Yanımıza geldiğinde yanımdaki boş yere oturdu. Koşarak geldiği için yorulmuş nefes nefese konuşuyordu.

"Senin burda olduğunu bilmiyordum Chul. Nasılsın?"

Chul daha konuşamadan Felix birden ayağa kalktı.

"Ne Chul mu? Sen.."

Felixin birden gözleri dolmaya başladı. Chula baktığımda kafasını başka tarafa çevirmişti. Neler oluyordu?

"Felix noldu?"

Cevap vermeden arkasını dönüp koşmaya başladı.

"Ben ona bakarım, siz keyfinize bakın."

Hyunjin kalkıp Felixin arkasından koşmaya başladı. O da gittiğinde yavaş yavaş Chula doğru dönmeye başladım.

"Neler oluyor Chul?"

Kafasını bana doğru çevirdiğinde onunda gözleri dolmuştu.
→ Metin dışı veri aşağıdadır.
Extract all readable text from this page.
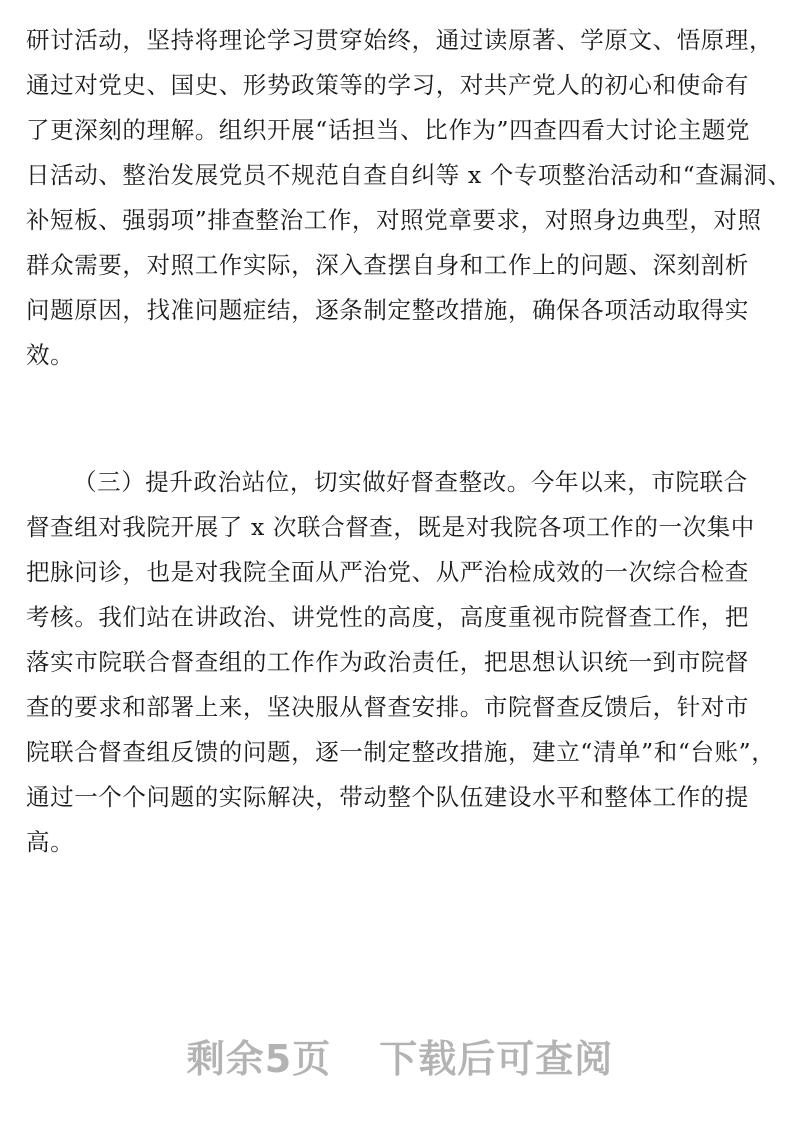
研讨活动，坚持将理论学习贯穿始终，通过读原著、学原文、悟原理，
通过对党史、国史、形势政策等的学习，对共产党人的初心和使命有
了更深刻的理解。组织开展“话担当、比作为”四查四看大讨论主题党
日活动、整治发展党员不规范自查自纠等 x 个专项整治活动和“查漏洞、
补短板、强弱项”排查整治工作，对照党章要求，对照身边典型，对照
群众需要，对照工作实际，深入查摆自身和工作上的问题、深刻剖析
问题原因，找准问题症结，逐条制定整改措施，确保各项活动取得实
效。
（三）提升政治站位，切实做好督查整改。今年以来，市院联合
督查组对我院开展了 x 次联合督查，既是对我院各项工作的一次集中
把脉问诊，也是对我院全面从严治党、从严治检成效的一次综合检查
考核。我们站在讲政治、讲党性的高度，高度重视市院督查工作，把
落实市院联合督查组的工作作为政治责任，把思想认识统一到市院督
查的要求和部署上来，坚决服从督查安排。市院督查反馈后，针对市
院联合督查组反馈的问题，逐一制定整改措施，建立“清单”和“台账”，
通过一个个问题的实际解决，带动整个队伍建设水平和整体工作的提
高。
剩余5页 下载后可查阅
Birden kalktı.

"B-ben.. ben özür dilerim."

Akan burnunu koluyla sildi. Ardından oda koşarak gitti. Neler oluyordu?

Selamm. Zorlukla yazdığım bir bölümdü. Sizi bekletmek istemedim. Umarım beğenirsiniz. Diğer bölümü elimden geldiğince çabuk yazmaya çalışacağım.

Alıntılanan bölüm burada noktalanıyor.